The man behind The Market
Two years ago, Ballito’s busiest shopping destination, The Lifestyle Centre, suffered a massive loss. The launch of the new regional mall across the road meant that their entire fashion element was lost, and the powers that be had to sit down and rethink the centre’s position in the market.
What they have accomplished since then has been nothing short of amazing. The Lifestyle Centre has made an impressive comeback, with a massive focus on their food element, while still offering a range of more ‘boutique-type’ retail stores.
All of this was the result of a lot of hard work and complete dedication to the project on the parts of brothers-in-law Murray Loader and Bruce Rencken. “This was not just me. It really was a collaboration between myself and Bruce,” says a very humble Murray.
Bruce, on the other hand, pegs Murray as the brains behind not only the architectural design and tenant selection of both The Market and the Eat Street concepts, but also the more detailed design elements of the market, including shop design, shop fitting and fixtures, lighting, signage and even menus. He also worked on the new ablution facilities and both the hardscape and landscape of the centre. “Murray completely immersed himself in this project over the past 24 months, from strategy and conceptualisation to design and detailed drawings and then project management, construction and manufacturing. He worked tirelessly, 24 hours a day, seven days a week, 365 days a year,” says Bruce.
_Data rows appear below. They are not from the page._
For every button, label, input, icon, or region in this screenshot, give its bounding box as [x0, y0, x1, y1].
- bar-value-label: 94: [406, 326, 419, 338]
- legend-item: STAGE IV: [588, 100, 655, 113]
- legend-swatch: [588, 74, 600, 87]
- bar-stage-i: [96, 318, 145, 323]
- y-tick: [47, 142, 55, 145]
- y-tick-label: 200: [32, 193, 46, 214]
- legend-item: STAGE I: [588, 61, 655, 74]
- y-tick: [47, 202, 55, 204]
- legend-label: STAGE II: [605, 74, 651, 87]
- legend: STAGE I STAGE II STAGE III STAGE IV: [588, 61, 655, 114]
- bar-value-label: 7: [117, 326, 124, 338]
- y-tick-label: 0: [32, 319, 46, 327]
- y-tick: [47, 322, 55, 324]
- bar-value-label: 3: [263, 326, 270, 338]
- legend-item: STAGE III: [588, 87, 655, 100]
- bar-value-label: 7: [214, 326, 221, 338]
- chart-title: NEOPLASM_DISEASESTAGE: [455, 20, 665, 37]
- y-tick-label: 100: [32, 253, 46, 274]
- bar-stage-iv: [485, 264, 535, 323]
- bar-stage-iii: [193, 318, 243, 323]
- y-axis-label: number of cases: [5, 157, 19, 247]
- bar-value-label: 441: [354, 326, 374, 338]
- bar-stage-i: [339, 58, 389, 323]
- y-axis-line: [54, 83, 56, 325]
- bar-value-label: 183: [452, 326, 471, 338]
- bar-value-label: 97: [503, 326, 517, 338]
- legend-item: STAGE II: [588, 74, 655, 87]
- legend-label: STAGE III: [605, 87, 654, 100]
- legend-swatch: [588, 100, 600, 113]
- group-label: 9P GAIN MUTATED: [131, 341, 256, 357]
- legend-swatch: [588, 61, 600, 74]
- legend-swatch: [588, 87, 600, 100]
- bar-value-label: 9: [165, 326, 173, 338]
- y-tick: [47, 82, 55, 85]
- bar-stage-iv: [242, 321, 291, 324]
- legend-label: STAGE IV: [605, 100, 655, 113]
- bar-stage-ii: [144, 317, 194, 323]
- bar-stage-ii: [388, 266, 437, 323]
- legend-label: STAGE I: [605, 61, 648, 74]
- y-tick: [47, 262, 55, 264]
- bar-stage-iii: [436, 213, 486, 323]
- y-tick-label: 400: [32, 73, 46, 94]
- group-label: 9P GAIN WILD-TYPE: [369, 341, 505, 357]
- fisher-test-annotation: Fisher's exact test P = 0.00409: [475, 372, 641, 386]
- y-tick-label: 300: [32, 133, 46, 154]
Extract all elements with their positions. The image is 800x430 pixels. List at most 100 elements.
According to civil engineer and owner of Country Kitchens Murray, both he and Bruce are perfectionists who hate not getting things right. “We needed to redevelop the centre and reposition ourselves and Bruce and I had the same vision from the beginning.
“We wanted to create a place where people could meet, socialise and connect – and we had a huge retail space that needed to be filled. Our idea to create an artisanal market place was based on the extensive research we did, which told us that artisan food is highly trendy. People want homegrown, local, community-based food and produce.”
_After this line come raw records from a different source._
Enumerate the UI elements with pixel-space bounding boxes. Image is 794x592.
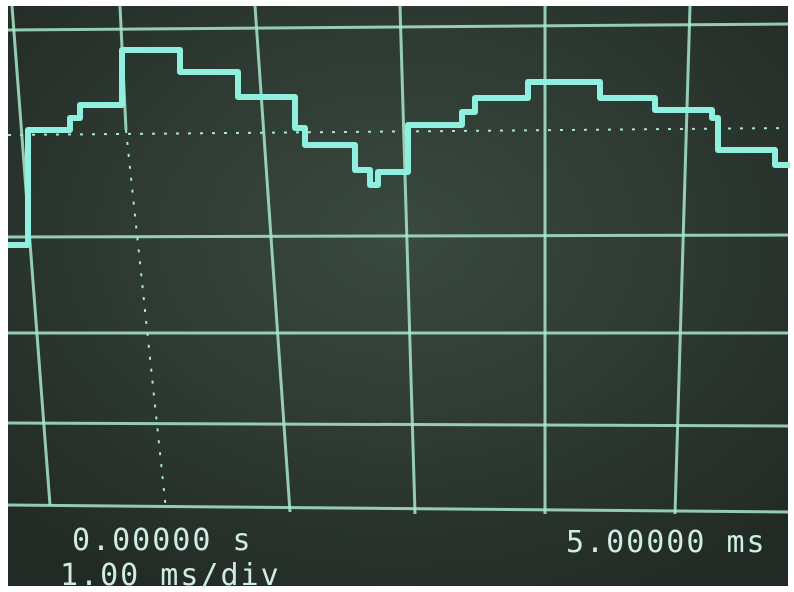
center-axes xyxy=(7,127,789,511)
grid-line xyxy=(253,5,292,513)
center-line xyxy=(7,127,789,136)
grid-line xyxy=(7,421,789,428)
waveform xyxy=(8,47,790,248)
grid-line xyxy=(398,5,417,515)
grid-line xyxy=(673,5,692,515)
grid-line xyxy=(7,22,789,32)
start-time: 0.00000 s xyxy=(72,523,253,558)
timebase: 1.00 ms/div xyxy=(60,558,281,592)
grid-line xyxy=(7,233,789,239)
grid-line xyxy=(10,5,52,506)
grid-line xyxy=(7,503,789,514)
end-time: 5.00000 ms xyxy=(566,525,767,560)
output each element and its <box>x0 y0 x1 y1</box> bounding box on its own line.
Murray conducted research both in South Africa and internationally, and then used the best ideas from all of them, customising and tailor-making the ideas to suit the Ballito market.
“Our Biggest challenge initially was finding the right tenants who were willing to take their small ‘weekend’ businesses to another level. We worked very closely with these business owners, offering them guidance and support in the development of their business as much as we could. All of them are fantastic entrepreneurs.”
Currently the only indoor, artisanal food market trading seven days a week in the country, Murray says they didn’t want to be seen as a run-of-the-mill ‘fleamarket’ but rather to create an upmarket, sophisticated environment with trendy décor and an almost ‘industrial’ feel.
“We have been overwhelmed by the encouragement and response we have received from the community. The success has been beyond our wildest expectation. We still have a lot of work and tweaking to do, but we are continually improving where we can and nurturing our tenants.
“I think our biggest surprise has been the number of feet through the door. Some of the businesses have gone from turning over around R600 a day to R8000 a day!”
He says the idea behind Eat Street, the restaurant node in the newly developed centre, was to become the dominant eating out destination in the area, that could be on par with, if not better than the restaurants in the Umhlanga village.
“We are continually researching and redeveloping and if there is something better out there we we’re going to copy it – and improve on it! We are definitely not scared to steal great ideas,” laughs Murray.